Gesundheit: Geld allein macht nicht gesund
Westliche Gesundheitskampagnen in armen Ländern können auch Schaden anrichten, sagt eine Studie.
Die Zahlen sind eindrucksvoll: Der "Globale Fonds" zur Bekämpfung von Aids, Malaria und Tuberkulose sieht sich verantwortlich für die Rettung von rund 3,5 Milliarden Menschen seit 2003. Ohne das über den Globalen Fonds in 137 Ländern investierte Geld wären sie an Aids, TB oder Malaria gestorben, heißt es im Jahresbericht 2008. Eine ähnliche Erfolgsbilanz reklamiert die Globale Allianz für Impfungen (Gavi) mit rund 3,4 Milliarden geretteten Menschen für sich. Doch ob die großen Summen, die seit etwa dem Jahr 2000 in diese oder vergleichbare krankheitsspezifische globale Gesundheitsinitiativen (GHI) geflossen sind, die Gesundheitssysteme in Empfängerländern gestützt haben, ist umstritten.
Die Fachzeitschrift "The Lancet" hat am Freitag zwei Studien veröffentlicht, die belegen, dass es sowohl positive als auch negative Effekte auf die Gesundheitssysteme armer Länder gegeben hat. Während die Verfasser der Studie, an der die Weltgesundheitsorganisation (WHO) beteiligt war, in Äthiopien und Malawi beispielsweise positive Wirkungen der Investitionen in GHIs auch auf die Müttersterblichkeit und Schwangerenvorsorge festgestellt haben, stellten sie in anderen Ländern sinkende Investitionen in die Bekämpfung beispielsweise von Aids fest. Das war etwa in Kenia, Ruanda und Sambia der Fall. Tim Evans von der WHO wird von der Nachrichtenagentur AP denn auch mit der Feststellung zitiert, es sei ein "sehr schwieriges wissenschaftliches Dilemma", nachzuweisen, inwieweit die GHIs Leben gerettet hätten. In den Schlussfolgerungen schlagen die Autoren vor, mit ähnlicher Energie wie die GHIs künftig auch die Stärkung der nationalen Gesundheitssysteme zu betreiben. Bisher sei da ein "Mangel an Dynamik" zu beklagen. Zudem sollten die Ziele der GHIs und die nationale Gesundheitsplanung besser aufeinander abgestimmt werden, verlangen die Autoren.
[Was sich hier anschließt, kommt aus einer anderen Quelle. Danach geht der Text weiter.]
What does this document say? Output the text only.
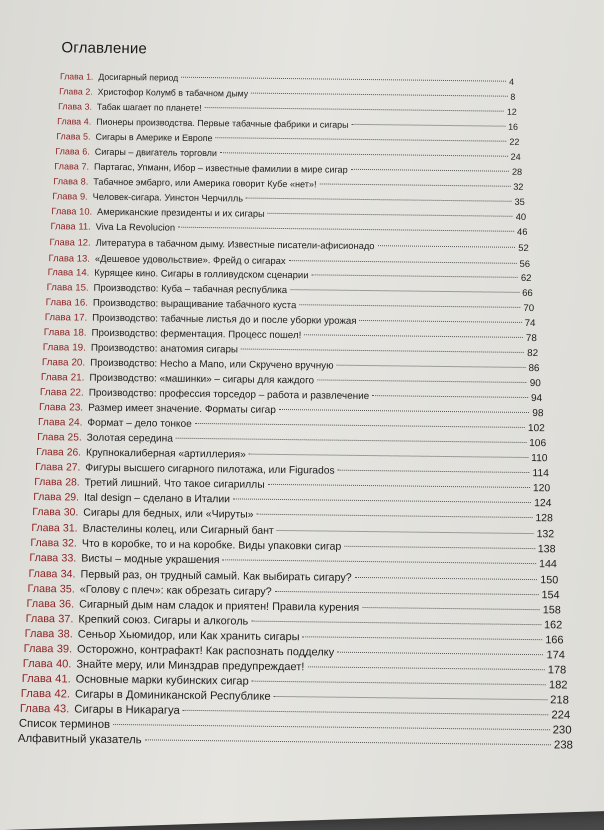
Оглавление
Глава 1. Досигарный период	4
Глава 2. Христофор Колумб в табачном дыму	8
Глава 3. Табак шагает по планете!	12
Глава 4. Пионеры производства. Первые табачные фабрики и сигары	16
Глава 5. Сигары в Америке и Европе	22
Глава 6. Сигары – двигатель торговли	24
Глава 7. Партагас, Упманн, Ибор – известные фамилии в мире сигар	28
Глава 8. Табачное эмбарго, или Америка говорит Кубе «нет»!	32
Глава 9. Человек-сигара. Уинстон Черчилль	35
Глава 10. Американские президенты и их сигары	40
Глава 11. Viva La Revolucion	46
Глава 12. Литература в табачном дыму. Известные писатели-афисионадо	52
Глава 13. «Дешевое удовольствие». Фрейд о сигарах	56
Глава 14. Курящее кино. Сигары в голливудском сценарии	62
Глава 15. Производство: Куба – табачная республика	66
Глава 16. Производство: выращивание табачного куста	70
Глава 17. Производство: табачные листья до и после уборки урожая	74
Глава 18. Производство: ферментация. Процесс пошел!	78
Глава 19. Производство: анатомия сигары	82
Глава 20. Производство: Hecho a Mano, или Скручено вручную	86
Глава 21. Производство: «машинки» – сигары для каждого	90
Глава 22. Производство: профессия торседор – работа и развлечение	94
Глава 23. Размер имеет значение. Форматы сигар	98
Глава 24. Формат – дело тонкое	102
Глава 25. Золотая середина	106
Глава 26. Крупнокалиберная «артиллерия»	110
Глава 27. Фигуры высшего сигарного пилотажа, или Figurados	114
Глава 28. Третий лишний. Что такое сигариллы	120
Глава 29. Ital design – сделано в Италии	124
Глава 30. Сигары для бедных, или «Чируты»	128
Глава 31. Властелины колец, или Сигарный бант	132
Глава 32. Что в коробке, то и на коробке. Виды упаковки сигар	138
Глава 33. Висты – модные украшения	144
Глава 34. Первый раз, он трудный самый. Как выбирать сигару?	150
Глава 35. «Голову с плеч»: как обрезать сигару?	154
Глава 36. Сигарный дым нам сладок и приятен! Правила курения	158
Глава 37. Крепкий союз. Сигары и алкоголь	162
Глава 38. Сеньор Хьюмидор, или Как хранить сигары	166
Глава 39. Осторожно, контрафакт! Как распознать подделку	174
Глава 40. Знайте меру, или Минздрав предупреждает!	178
Глава 41. Основные марки кубинских сигар	182
Глава 42. Сигары в Доминиканской Республике	218
Глава 43. Сигары в Никарагуа	224
Список терминов	230
Алфавитный указатель	238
Der Globale Fonds hat schon 2005 erkannt, dass es zwischen den von ihm geförderten Programmen und den jeweiligen Gesundheitssystemen zu Problemen kommen kann. Seither stellt er auch Mittel zur Verfügung, um die Ziele besser aufeinander abzustimmen. Dennoch hat beispielsweise die grüne Bundestagsabgeordnete und frühere Staatssekretärin im Entwicklungsministerium, Uschi Eid, beobachtet, dass selbst in Staaten mit einer geringen Ausbreitung des HI-Virus, das zu Aids führt, gewaltige Anti-AidsProgramme aufgelegt worden sind. Als ein Beispiel nannte sie vor kurzem bei einer Veranstaltung das westafrikanische Burkina Faso. Dort sei das HI-Virus in weniger als einem Prozent der Bevölkerung verbreitet, doch die nationale HIV-AidsKampagne verfügt seit kurzem über einen Verwaltungsprachtbau in der Hauptstadt Ouagadougou. Ähnliches berichtet der Hebammenverband aus Malawi.
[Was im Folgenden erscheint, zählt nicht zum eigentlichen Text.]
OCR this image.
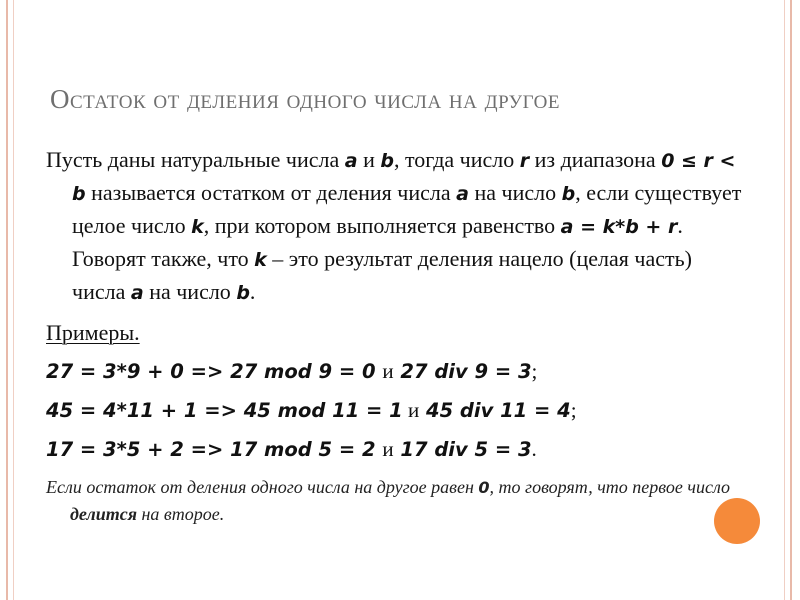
Остаток от деления одного числа на другое

Пусть даны натуральные числа a и b, тогда число r из диапазона 0 ≤ r < b называется остатком от деления числа a на число b, если существует целое число k, при котором выполняется равенство a = k*b + r. Говорят также, что k – это результат деления нацело (целая часть) числа a на число b.

Примеры.

27 = 3*9 + 0 => 27 mod 9 = 0 и 27 div 9 = 3;

45 = 4*11 + 1 => 45 mod 11 = 1 и 45 div 11 = 4;

17 = 3*5 + 2 => 17 mod 5 = 2 и 17 div 5 = 3.

Если остаток от деления одного числа на другое равен 0, то говорят, что первое число делится на второе.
Auch in Äthiopien, dessen Müttersterblichkeit zu den höchsten der Welt zählt, haben die Investitionen in GHIs keineswegs nur positive Wirkungen für das Gesundheitssystem gehabt. Dort gibt es Regionen, in denen die Regierung zwar antiretrovirale Medikamente, bezahlt vom Globalen Fonds, ausgibt, doch Gesundheitsstationen, um auch nur eine hebammenbegleitete Geburt zu ermöglichen, oder einfachste Krankheiten zu behandeln, gibt es vielerorts bis heute nicht.